The amount of the photopolymerization initiator used is preferably 0.01 to 20% by mass, more preferably 0.5 to 5% by mass, based on the solid content of the coating solution. Light irradiation for the polymerization of the liquid crystalline compound is preferably performed using ultraviolet rays. The irradiation energy is preferably ^{20mJ / cm 2 ~50J / cm 2} , further preferably 100 to 800 mJ / cm ^2. In order to accelerate the photopolymerization reaction, light irradiation may be performed under heating conditions. The thickness of the optically anisotropic layer is preferably 0.1 to 10 μm, and more preferably 0.5 to 5 μm.

(Alignment film)
In order to align the liquid crystalline compound during the formation of the optically anisotropic layer, it is preferable to use an alignment film. The alignment film may be an organic compound (preferably polymer) rubbing treatment, oblique deposition of an inorganic compound, formation of a layer having a microgroup, or an organic compound (eg, ω-triconic acid) by the Langmuir-Blodgett method (LB film). , Dioctadecyldimethylammonium chloride, methyl stearylate, etc.). Furthermore, an alignment film in which an alignment function is generated by application of an electric field, application of a magnetic field or light irradiation is also known. An alignment film formed by a polymer rubbing treatment is particularly preferable. The rubbing process is carried out by rubbing the surface of the polymer layer several times in a certain direction with paper or cloth. The type of polymer used for the alignment film can be determined according to the alignment (particularly the average tilt angle) of the liquid crystal compound.
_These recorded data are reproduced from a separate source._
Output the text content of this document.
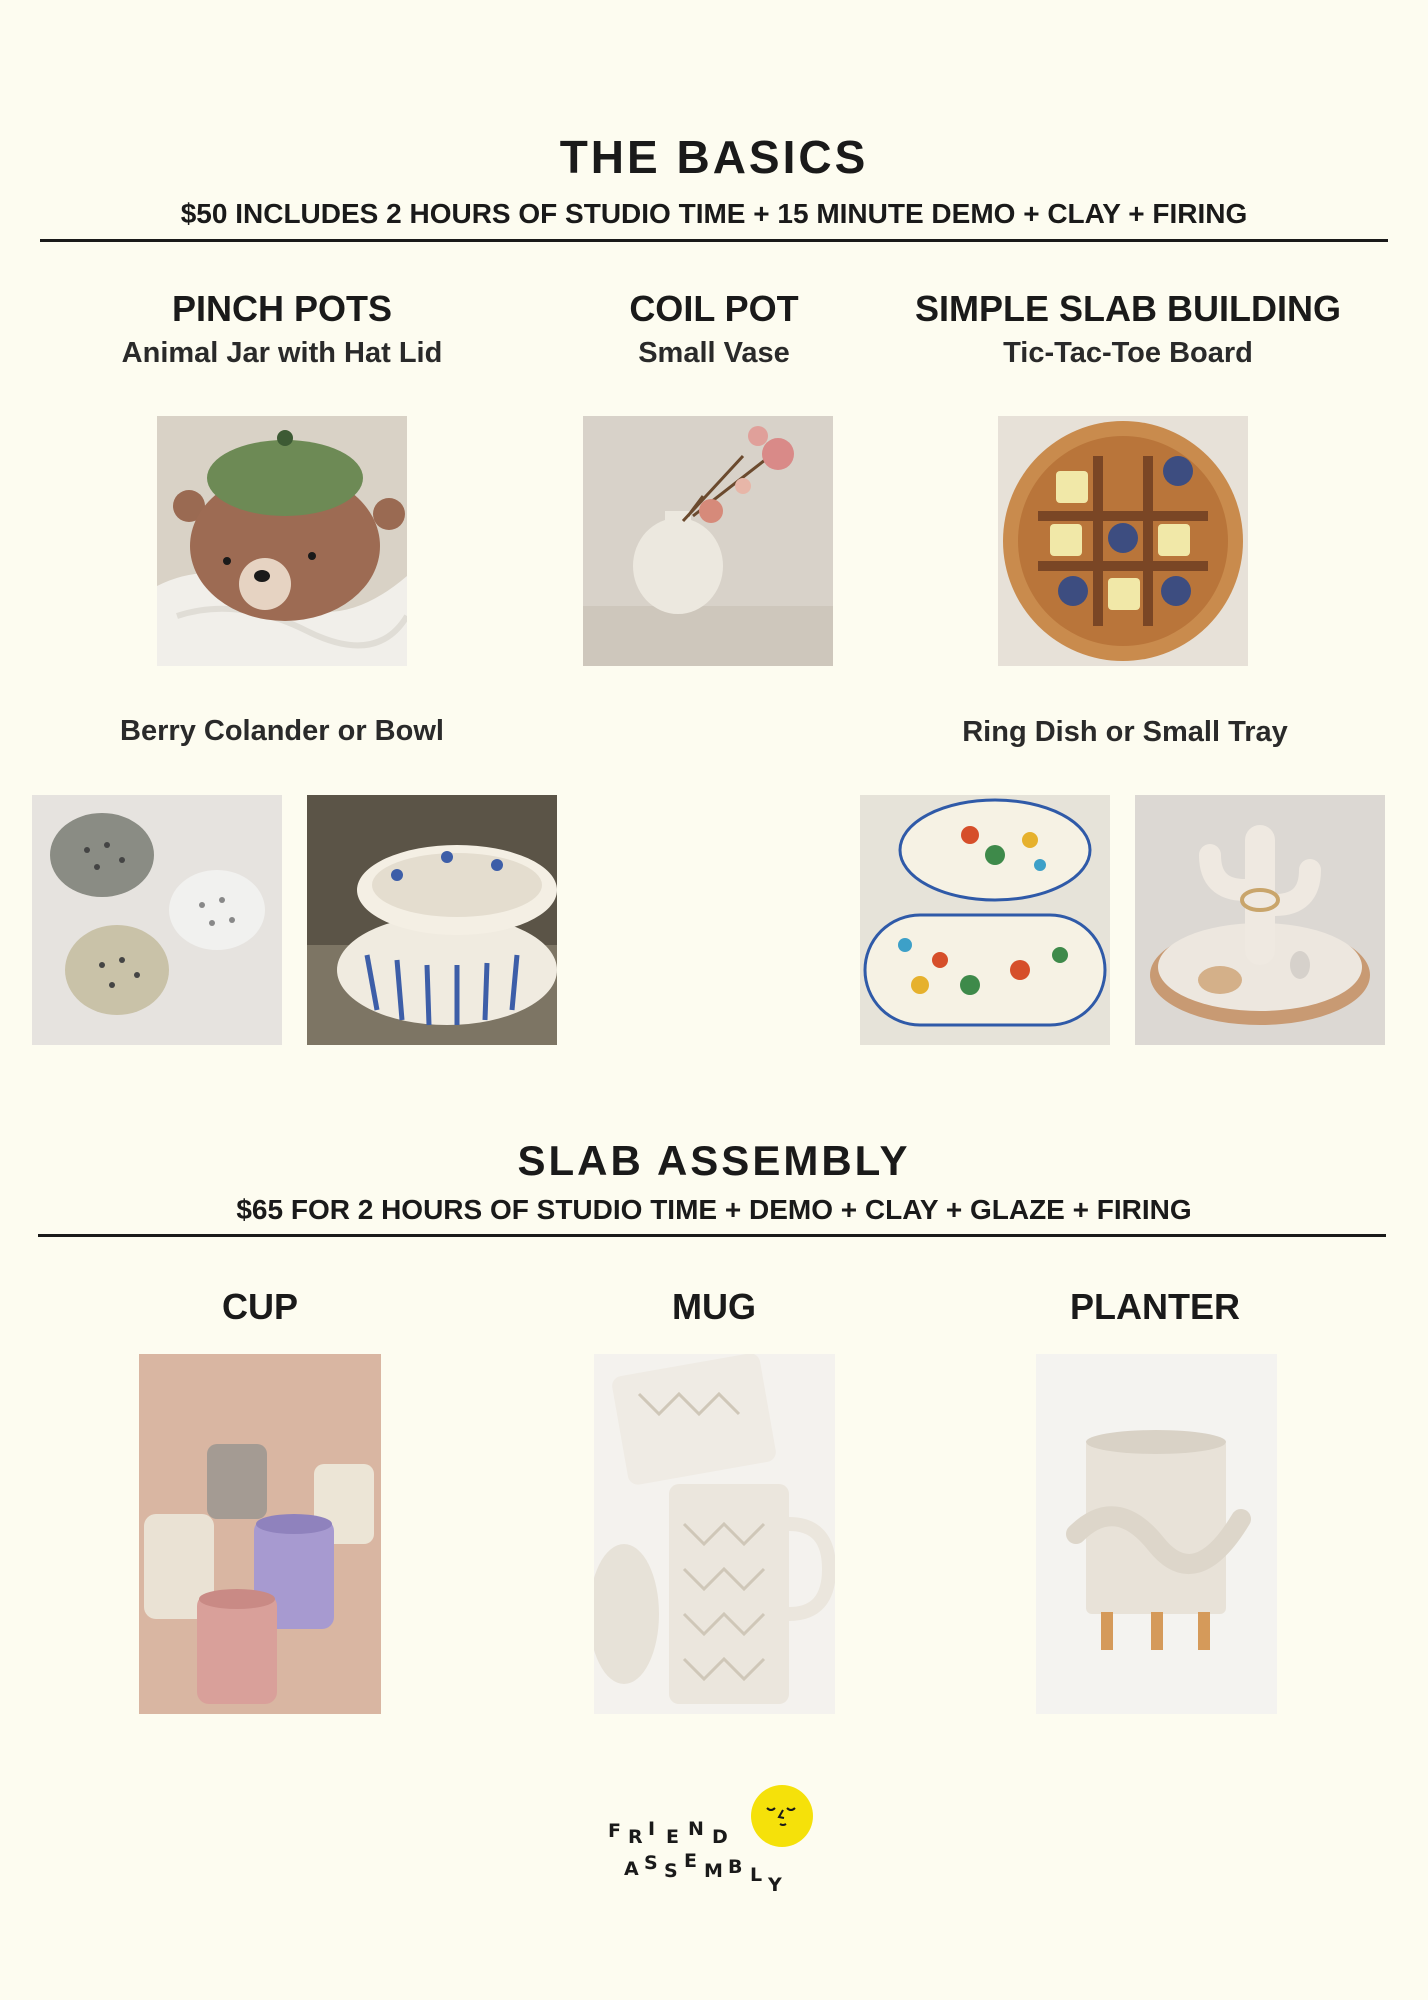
THE BASICS
$50 INCLUDES 2 HOURS OF STUDIO TIME + 15 MINUTE DEMO + CLAY + FIRING
PINCH POTS
Animal Jar with Hat Lid
COIL POT
Small Vase
SIMPLE SLAB BUILDING
Tic-Tac-Toe Board
Berry Colander or Bowl	Ring Dish or Small Tray
SLAB ASSEMBLY
$65 FOR 2 HOURS OF STUDIO TIME + DEMO + CLAY + GLAZE + FIRING
CUP	MUG	PLANTER
F R I E N D
A S S E M B L Y
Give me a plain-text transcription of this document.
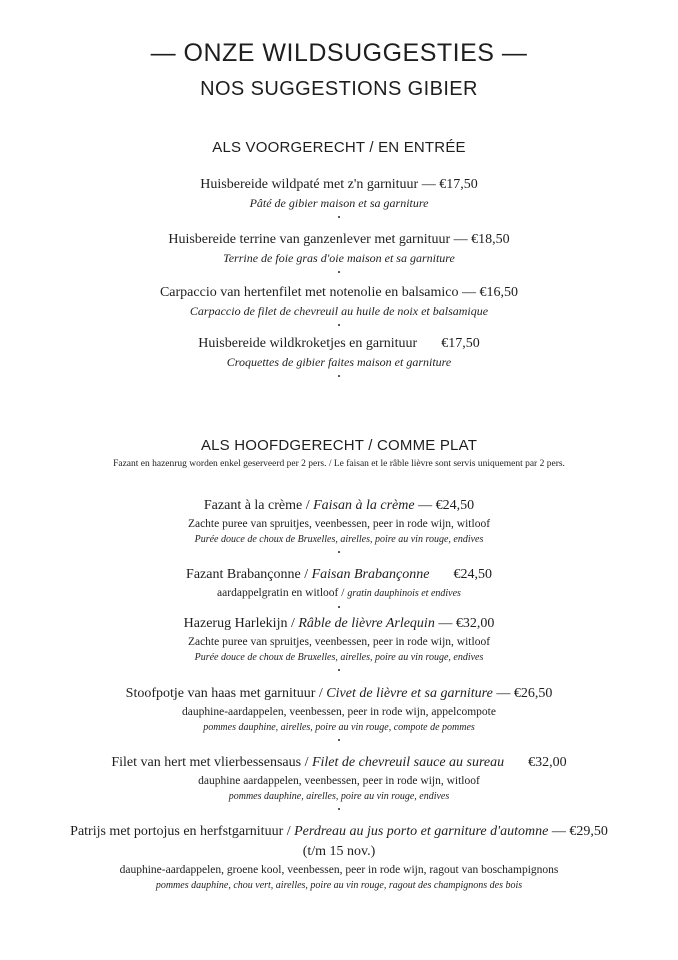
— ONZE WILDSUGGESTIES —
NOS SUGGESTIONS GIBIER
ALS VOORGERECHT / EN ENTRÉE
Huisbereide wildpaté met z'n garnituur — €17,50
Pâté de gibier maison et sa garniture
•
Huisbereide terrine van ganzenlever met garnituur — €18,50
Terrine de foie gras d'oie maison et sa garniture
•
Carpaccio van hertenfilet met notenolie en balsamico — €16,50
Carpaccio de filet de chevreuil au huile de noix et balsamique
•
Huisbereide wildkroketjes en garnituur €17,50
Croquettes de gibier faites maison et garniture
•
ALS HOOFDGERECHT / COMME PLAT
Fazant en hazenrug worden enkel geserveerd per 2 pers. / Le faisan et le râble lièvre sont servis uniquement par 2 pers.
Fazant à la crème / Faisan à la crème — €24,50
Zachte puree van spruitjes, veenbessen, peer in rode wijn, witloof
Purée douce de choux de Bruxelles, airelles, poire au vin rouge, endives
•
Fazant Brabançonne / Faisan Brabançonne €24,50
aardappelgratin en witloof / gratin dauphinois et endives
•
Hazerug Harlekijn / Râble de lièvre Arlequin — €32,00
Zachte puree van spruitjes, veenbessen, peer in rode wijn, witloof
Purée douce de choux de Bruxelles, airelles, poire au vin rouge, endives
•
Stoofpotje van haas met garnituur / Civet de lièvre et sa garniture — €26,50
dauphine-aardappelen, veenbessen, peer in rode wijn, appelcompote
pommes dauphine, airelles, poire au vin rouge, compote de pommes
•
Filet van hert met vlierbessensaus / Filet de chevreuil sauce au sureau €32,00
dauphine aardappelen, veenbessen, peer in rode wijn, witloof
pommes dauphine, airelles, poire au vin rouge, endives
•
Patrijs met portojus en herfstgarnituur / Perdreau au jus porto et garniture d'automne — €29,50
(t/m 15 nov.)
dauphine-aardappelen, groene kool, veenbessen, peer in rode wijn, ragout van boschampignons
pommes dauphine, chou vert, airelles, poire au vin rouge, ragout des champignons des bois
For example, in order to align the liquid crystalline compound horizontally, a polymer (ordinary alignment polymer) that does not decrease the surface energy of the alignment film is used. Specific types of polymers are described in various documents about liquid crystal cells or optical compensation films. Any of the alignment films preferably has a polymerizable group for the purpose of improving the adhesion between the liquid crystal compound and the transparent support. The polymerizable group can be introduced by introducing a repeating unit having a polymerizable group in the side chain or as a substituent of a cyclic group. More preferably, an alignment film that forms a chemical bond with the liquid crystal compound at the interface is used, and such an alignment film is described in JP-A-9-152509.
The thickness of the alignment film is preferably 0.01 to 5 μm, and more preferably 0.05 to 1 μm.
In addition, after aligning the liquid crystalline compound using the alignment film, the liquid crystalline compound is fixed in the aligned state to form an optically anisotropic layer, and only the optically anisotropic layer is polymer film (or transparent support) It may be transferred onto the body).

[Vertical alignment film]
In order to align the liquid crystalline compound vertically on the alignment film side, it is important to reduce the surface energy of the alignment film. Specifically, the surface energy of the alignment film is lowered by the functional group of the polymer, thereby bringing the liquid crystalline compound into a standing state. As the functional group for reducing the surface energy of the alignment film, a hydrocarbon group having 10 or more fluorine atoms and carbon atoms is effective. In order for a fluorine atom or a hydrocarbon group to be present on the surface of the alignment film, it is preferable to introduce a fluorine atom or a hydrocarbon group into the side chain rather than the main chain of the polymer. The fluoropolymer preferably contains fluorine atoms in a proportion of 0.05 to 80% by weight, more preferably in a proportion of 0.1 to 70% by weight, and in a proportion of 0.5 to 65% by weight. More preferably, it is most preferably contained in a proportion of 1 to 60% by weight. The hydrocarbon group is an aliphatic group, an aromatic group, or a combination thereof. The aliphatic group may be cyclic, branched or linear. The aliphatic group is preferably an alkyl group (which may be a cycloalkyl group) or an alkenyl group (which may be a cycloalkenyl group). The hydrocarbon group may have a substituent that does not exhibit strong hydrophilicity, such as a halogen atom. The hydrocarbon group has preferably 10 to 100 carbon atoms, more preferably 10 to 60, and most preferably 10 to 40 carbon atoms. The main chain of the polymer preferably has a polyimide structure or a polyvinyl alcohol structure.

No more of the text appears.